Die Medizin betrachtet das Phänomen auch als ein pathologisches Problem. So kennt man etwa den Asperger Autismus, unter dem gerade sehr intelligente und hochbegabte Menschen wie Glenn Gould oder Bill Gates litten und leiden. Der Neurobiologe Michael Huber (Mainz) erklärte, dass in diesen Fällen eine Beeinträchtigungen des Sozialverhaltens und der Gefühlswelt durch kognitive Fähigkeiten kompensiert werde. Die Gefühlsblindheit wiederum bezeichnen die Experten als Alexithymie – die Unfähigkeit, Gefühle hinreichend wahrnehmen und beschreiben zu können. So betrachtet der Neurobiologe Huber coole Verhaltensweisen nicht unbedingt als Maske: „Sie entstehen aus der Notwendigkeit, nicht anders sein zu können.“
Hintergrund der Forschung sind hier in jüngster Zeit die so genannten Spiegelneurone. Ganz verkürzt gesagt, handelt es sich dabei um Gefühlsregungen, die durch Gefühle des Gegenübers oder auch Bilder von Gefühlsregungen ausgelöst werden. Spiegelneuronen sind Nervenzellen, die im Gehirn während der Betrachtung eines Vorgangs die gleichen Potenziale auslösen, wie sie entstünden, wenn dieser Vorgang nicht bloß (passiv) betrachtet, sondern (aktiv) gestaltet würde. Bekanntester Effekt ist vielleicht das „ansteckende“ Gähnen.
Zurück geht dieses Phänomen, das im Sprachzentrum des Gehirns lokalisiert ist, und in der Wissenschaft heute auch mit der Entstehung der Sprache in Verbindung gebracht wird, auf die frühkindliche Prägungen. Kleinkinder entwickeln diese Gefühlsmuster, die dann später immer wieder aktiviert werden, indem sie die Außenwelt mittels der Gefühlsregung der Eltern interpretieren. Wenn die Kleinen aber niemanden haben, der ihnen die Welt interpretiert wir es problematisch. „Dann sind wir eventuell bei solchen emotionslosen Killertypen wie sie Alain Delon oft verkörpert hat“, erklärt Neurobiologe Huber. Das Herunterregeln von Gefühlen werde als eine Möglichkeit genutzt, damit umzugehen, dass man nicht weiß woran man ist. Immerhin sei das Problem in gewissem Maße therapierbar, so Huber.

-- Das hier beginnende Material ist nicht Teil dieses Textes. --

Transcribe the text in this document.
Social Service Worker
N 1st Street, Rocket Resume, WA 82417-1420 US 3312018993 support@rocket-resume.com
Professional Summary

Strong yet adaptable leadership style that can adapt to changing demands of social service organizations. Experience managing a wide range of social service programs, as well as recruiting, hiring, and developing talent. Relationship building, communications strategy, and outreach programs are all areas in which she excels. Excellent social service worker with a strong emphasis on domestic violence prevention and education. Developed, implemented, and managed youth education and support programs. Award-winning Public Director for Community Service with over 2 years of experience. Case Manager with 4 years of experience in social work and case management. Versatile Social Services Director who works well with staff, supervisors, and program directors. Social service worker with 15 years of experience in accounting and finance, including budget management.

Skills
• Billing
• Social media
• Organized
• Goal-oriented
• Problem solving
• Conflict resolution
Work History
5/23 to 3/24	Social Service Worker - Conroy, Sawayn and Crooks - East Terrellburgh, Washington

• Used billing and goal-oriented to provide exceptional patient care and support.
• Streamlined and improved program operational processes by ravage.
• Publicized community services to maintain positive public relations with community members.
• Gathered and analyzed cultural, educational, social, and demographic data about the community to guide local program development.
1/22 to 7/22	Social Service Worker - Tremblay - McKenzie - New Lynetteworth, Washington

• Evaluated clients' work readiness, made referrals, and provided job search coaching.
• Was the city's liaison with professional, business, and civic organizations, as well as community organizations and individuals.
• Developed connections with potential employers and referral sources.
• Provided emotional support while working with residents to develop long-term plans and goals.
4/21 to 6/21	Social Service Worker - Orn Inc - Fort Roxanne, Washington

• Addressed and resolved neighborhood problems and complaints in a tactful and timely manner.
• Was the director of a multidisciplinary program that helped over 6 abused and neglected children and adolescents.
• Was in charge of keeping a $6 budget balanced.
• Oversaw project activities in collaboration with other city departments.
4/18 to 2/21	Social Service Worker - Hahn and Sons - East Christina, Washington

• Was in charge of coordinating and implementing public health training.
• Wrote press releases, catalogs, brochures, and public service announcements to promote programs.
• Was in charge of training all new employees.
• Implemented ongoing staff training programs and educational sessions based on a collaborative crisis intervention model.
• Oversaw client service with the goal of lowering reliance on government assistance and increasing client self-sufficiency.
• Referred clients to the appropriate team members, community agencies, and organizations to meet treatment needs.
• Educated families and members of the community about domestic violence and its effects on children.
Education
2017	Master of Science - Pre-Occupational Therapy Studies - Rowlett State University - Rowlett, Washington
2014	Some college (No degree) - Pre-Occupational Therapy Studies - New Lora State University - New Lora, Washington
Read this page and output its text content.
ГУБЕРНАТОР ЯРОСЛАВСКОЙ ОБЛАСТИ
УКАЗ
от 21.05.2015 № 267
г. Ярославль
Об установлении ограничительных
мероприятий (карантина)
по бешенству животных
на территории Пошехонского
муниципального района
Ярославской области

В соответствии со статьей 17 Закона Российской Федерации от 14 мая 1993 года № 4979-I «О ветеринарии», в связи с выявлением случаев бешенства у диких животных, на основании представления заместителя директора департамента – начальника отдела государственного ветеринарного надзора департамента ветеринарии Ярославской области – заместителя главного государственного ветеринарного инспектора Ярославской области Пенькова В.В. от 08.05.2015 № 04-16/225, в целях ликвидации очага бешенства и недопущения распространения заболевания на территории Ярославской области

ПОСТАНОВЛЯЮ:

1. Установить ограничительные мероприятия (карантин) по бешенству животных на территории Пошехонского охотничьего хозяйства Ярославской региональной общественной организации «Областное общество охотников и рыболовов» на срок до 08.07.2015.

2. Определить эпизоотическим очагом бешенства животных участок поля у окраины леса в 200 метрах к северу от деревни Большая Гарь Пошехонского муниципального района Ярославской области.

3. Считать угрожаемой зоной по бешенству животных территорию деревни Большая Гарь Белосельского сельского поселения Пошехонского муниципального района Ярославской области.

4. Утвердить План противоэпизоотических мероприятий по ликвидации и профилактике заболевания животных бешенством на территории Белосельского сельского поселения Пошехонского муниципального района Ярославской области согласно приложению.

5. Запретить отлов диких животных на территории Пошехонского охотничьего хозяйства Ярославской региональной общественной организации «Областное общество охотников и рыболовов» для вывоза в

Ob die Attitüde des Coolseins allerdings therapierbar ist, dürfte dahin gestellt sein. Für den japanischen Regisseur und Schauspieler Takeshi Kitano etwa wurde die extreme Affektkontrolle und überlegene Gelassenheit gepaart mit urplötzlichen Gewaltexzessen mittlerweile zum Markenzeichen. Interessant vielleicht, nach den Ursachen zu fragen. Aus armen Verhältnissen stammend hatte Kitano sich in Japan zum beliebten Komiker und Showmaster hochgearbeitet. Dann habe er aber zehn Jahre damit zugebracht, seinem Publikum zu beweisen, dass er nicht nur lustig sein kann, erklärte die Japanologin Judit Àrokay (Uni Heidelberg). Mit Erfolg, vor allem im europäischen Kino. Mag sein, dass viel an Kitanos Haltung nur Selbstinszenierung ist. Letztlich aber ist er einfach nur ein cooler Typ.